Weiner left Yahoo a year ago, around the same time that the Sunnyvale-based company signed an Internet search advertising deal with rival Google Inc. that later unraveled under regulatory pressure.

Although he’s stepping down as CEO for the second time in a little over two years, Hoffman, 41, will remain one of LinkedIn’s guiding forces as the company’s executive chairman and largest individual shareholder.

But Weiner will assume the primary responsibility for keeping LinkedIn on a profitable path that could culminate in an initial public offering of stock.

In a joint interview, Hoffman and Weiner declined to set a timetable for an IPO. Without providing specific figures, Hoffman said LinkedIn has been profitable for the past two years and is on course to make money again this year.

LinkedIn already has built one of the Internet’s best-known franchises by connecting people interested in broadening their professional horizons. About 42 million people have set up profiles on LinkedIn’s site, turning it into a valuable resource for headhunters and prospective employers. LinkedIn remains far smaller than the Web’s biggest networking sites, Facebook and MySpace, which are more about having fun than work.

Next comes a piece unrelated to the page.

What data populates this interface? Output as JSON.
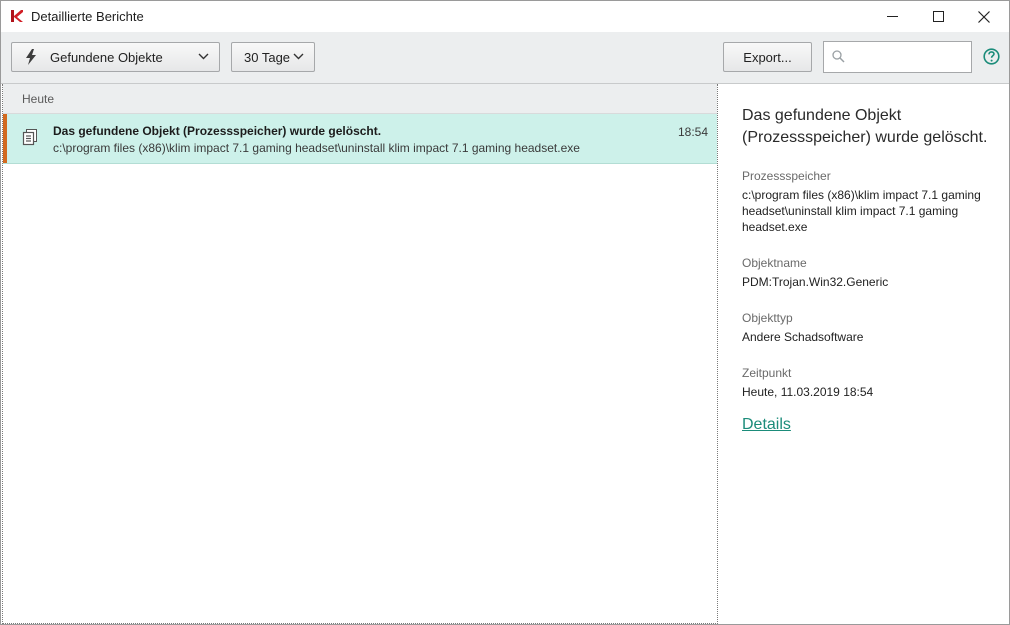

Some recruiters and businesses have been willing to pay LinkedIn a special fee for expanded access to users’ profiles. LinkedIn gets most of its remaining revenue from advertising sales.

The formula has worked well enough to secure LinkedIn a market value of about $1 billion, based on $80 million in investments made in the company last year. LinkedIn’s investors include Greylock Partners, where Weiner went to work an executive-in-residence after quitting Yahoo.